In the lands of cacique Comagre, he heard of more. Comagre's eldest son, Panquiaco, angered by the Spaniards' avarice, knocked over the scales they used to measure gold. ‘If you are so hungry for gold that you leave your lands to cause strife in those of others, I shall show you a province where you can quell this hunger.’ He told Balboa of a kingdom to the south, where people were so rich that they ate and drank from gold plates and goblets, but that he would need at least a thousand men to defeat the tribes living inland and those on the coast of ‘the other sea.’
Balboa started his journey across the Isthmus of Panama on September 1, 1513, together with 190 Spaniards, a few native guides, and a pack of his dogs. For the next three weeks he would fight tribal battles and dense jungle. At noon on September 25th, he reached Pechito Parado, the summit of the mountain range along the Chucunaque River. Far away on the horizon he saw a shimmering and, four days later Balboa raised his hands, his sword in one and a standard with the image of the Virgin Mary in the other, walked knee-deep into it, and claimed possession of the new breakers and all adjoining lands, in the name of the Spanish sovereigns. He named the ocean Mar del Sur, the Southern Sea, since he had traveled south to reach it.
On January 19, 1514, Balboa arrived back in Santa María with a treasure in cotton goods, more than a thousand pounds of gold, and as much in pearls. Five years later, Balboa was arrested on trumped-up charges by another conquistador named Francisco Pizarro (but he’s another story). He was placed on trial by his father-in-law, Pedro Arias Dávila, and beheaded in a clumsy effort requiring three axe strokes, on January 15, 1519. A year after Balboa’s head went on display in Panama, Ferdinand Magellan renamed his Southern Sea the Pacific Ocean because of its calm waters. A year after that, a bamboo spear in the Philippines would discredit the choice of appellation. Balboa would have a lunar crater named after him; Magellan would have two. But the San Diego park named after Balboa would slowly evolve in flamboyant irony, to host the largest gay pride festival on the west coast of the New World.
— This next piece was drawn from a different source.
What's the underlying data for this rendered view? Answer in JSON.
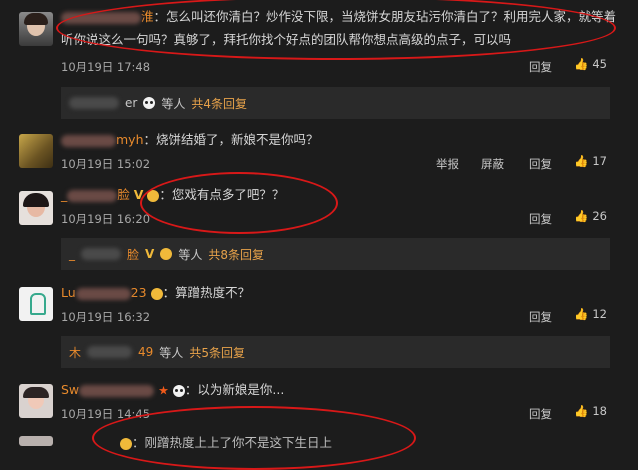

The Southern Sea has been promising paradise and delivering dismemberment since Tahitian temptation gave Captain Sam Wallis and his Dolphin crew a full bare-breasted welcome in 1767. The overactive Western imagination mutinied and ran off with Rousseau’s pretty Noble Savages, until our gifts of whiskey and guns and venereal disease and Christianity caught up with the palm frond perfection in their blue lagoons. Melville and Stevenson and Somerset Maugham and Michener spun us the great yarns of this ocean. And now it’s my turn, to spin you a tapestry of tales.
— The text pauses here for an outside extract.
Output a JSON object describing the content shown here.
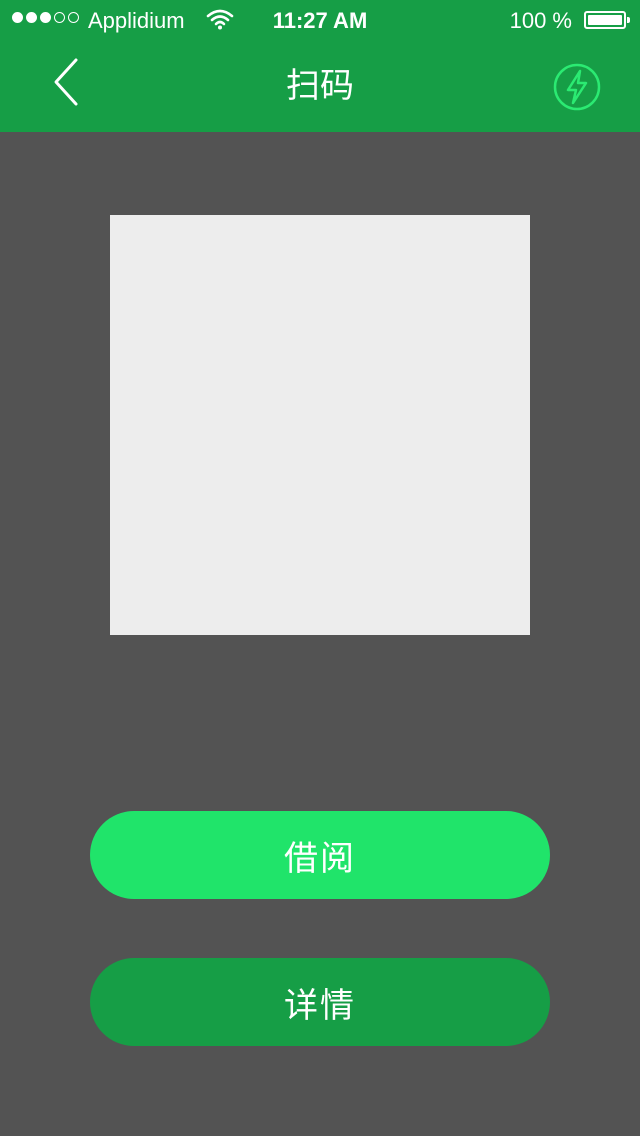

Two hundred years after Pandora’s box discharged its tortured contents into the Pacific, the frangipanis that once adorned their ears have morphed into mobile phones. Tattoos have become tacky. Dancing is done in the clubs, rather than with them.
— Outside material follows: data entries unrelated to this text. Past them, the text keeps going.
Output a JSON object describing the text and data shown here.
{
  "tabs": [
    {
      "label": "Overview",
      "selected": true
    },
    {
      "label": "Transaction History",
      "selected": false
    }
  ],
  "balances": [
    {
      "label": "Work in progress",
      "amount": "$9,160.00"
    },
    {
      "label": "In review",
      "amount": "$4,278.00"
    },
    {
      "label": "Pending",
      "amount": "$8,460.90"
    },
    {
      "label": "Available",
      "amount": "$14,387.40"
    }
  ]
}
The romance of the Southern Sea runs as deep as its trenches, but after years away from and behind it, an old man’s subtropical mind can become torpid. We develop an amnesia of the alluring, in the same way and for the same reason that untold numbers of us travelled to the Pacific in the first place- to forget.
This is what I still remember of the islands, now so far in space and time. It is not a travelogue or a travel guide. It is in no way exhaustive or complete. I haven’t been to all the islands, not even some of the bigger ones you’d think I should have visited. You won’t find any stories of Hawaii or New Guinea or the Marquesas. I haven’t so much written you an inventory, as a book of saline psalms. This is water.
It is what it is.
“Right now I’m having amnesia and déjà vu at the same time.”